Now that it is fully supported, I don't think you can go wrong with the Sony 330 or the 350. What you spend initially in the 330 over the XL-H1 will save you so many headaches, and not just down the road - even now. The XL-H1 has inherited genes from a styling exercise with a surprisingly good imager. Sadly, Canon (who makes FANTASTIC and very ergonomically friendly still cameras) can't put their expertise in professional imaging into their video gear. I think they limit themselves by the prosumer marketing target.

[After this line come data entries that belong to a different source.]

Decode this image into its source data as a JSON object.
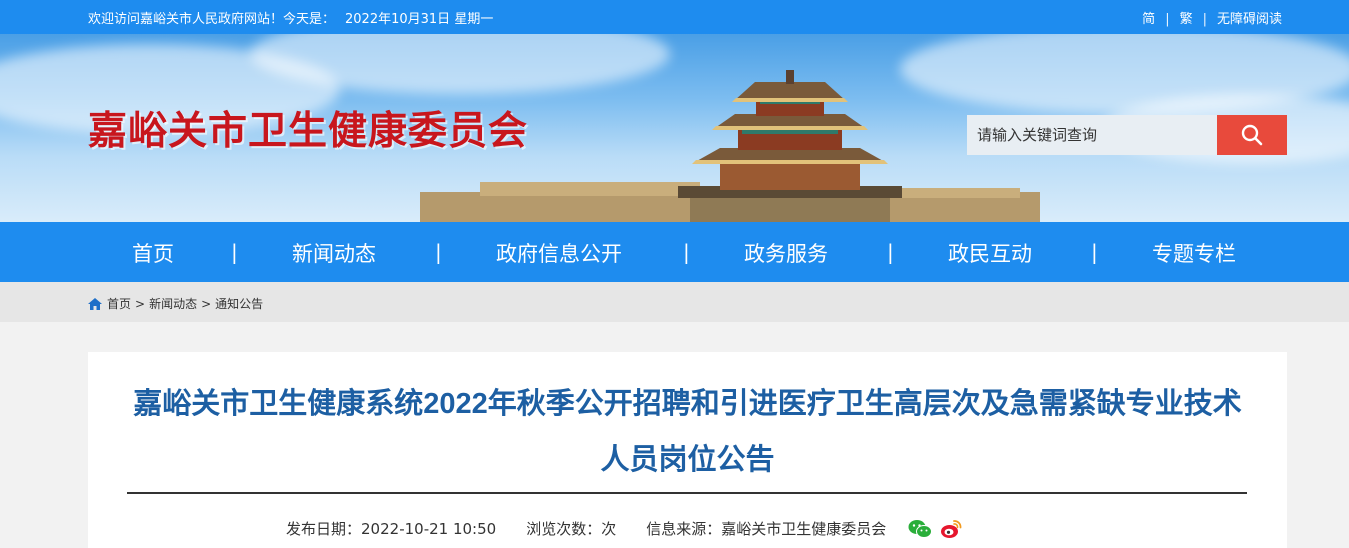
{
  "topbar": {
    "welcome": "欢迎访问嘉峪关市人民政府网站！今天是：",
    "date": "2022年10月31日 星期一",
    "links": [
      "简",
      "繁",
      "无障碍阅读"
    ],
    "sep": "|"
  },
  "banner": {
    "site_title": "嘉峪关市卫生健康委员会",
    "search_placeholder": "请输入关键词查询"
  },
  "nav": {
    "items": [
      "首页",
      "新闻动态",
      "政府信息公开",
      "政务服务",
      "政民互动",
      "专题专栏"
    ],
    "sep": "|"
  },
  "breadcrumb": {
    "items": [
      "首页",
      "新闻动态",
      "通知公告"
    ],
    "sep": ">"
  },
  "article": {
    "title": "嘉峪关市卫生健康系统2022年秋季公开招聘和引进医疗卫生高层次及急需紧缺专业技术人员岗位公告",
    "meta": {
      "publish_label": "发布日期：",
      "publish_value": "2022-10-21 10:50",
      "views_label": "浏览次数：",
      "views_unit": "次",
      "source_label": "信息来源：",
      "source_value": "嘉峪关市卫生健康委员会"
    }
  },
  "colors": {
    "brand_blue": "#1e8cef",
    "title_red": "#c8161d",
    "search_red": "#e84a3c",
    "article_title": "#1d5fa3"
  },
  "icons": [
    "search-icon",
    "home-icon",
    "wechat-icon",
    "weibo-icon"
  ]
}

But Sony has come up with an excellent camera in the XDcam HD system. If you're looking at the 350, I would suggest also looking at the tape-based Panasonic HDX-900. Non-variable frame rates (only 30,24,60, etc..), but it's a great form factor and a true 2/3" chip. The larger chip makes a HUGE difference, from the XDcam over the Xl-h1, or the HDX-900 over the XDcam. 2/3" glass needs to resolve less than 1/2" glass, and there is FAR more of it on the market. Media is about the same between XDCAM and DVCPRO-HD, so it's basically a wash there.

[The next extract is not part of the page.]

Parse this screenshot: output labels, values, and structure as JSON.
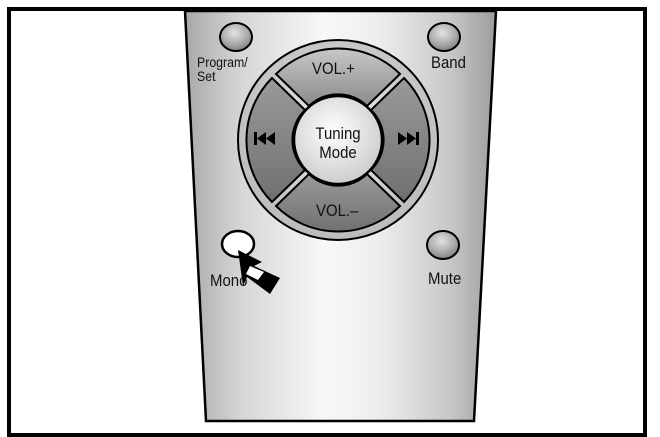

I would suggest trying every camera you think you'll use. Even if it costs you a few hundred bucks to fly to a city that has all of them, do it. It's worth the trouble up front to save frustrations down the road. If you're dropping close to 20,000 incl. accessories, the 200-300 to go take a test drive is pretty insignificant. All of our opinions can be helpful, but in the end, the camera you like best is the one for you.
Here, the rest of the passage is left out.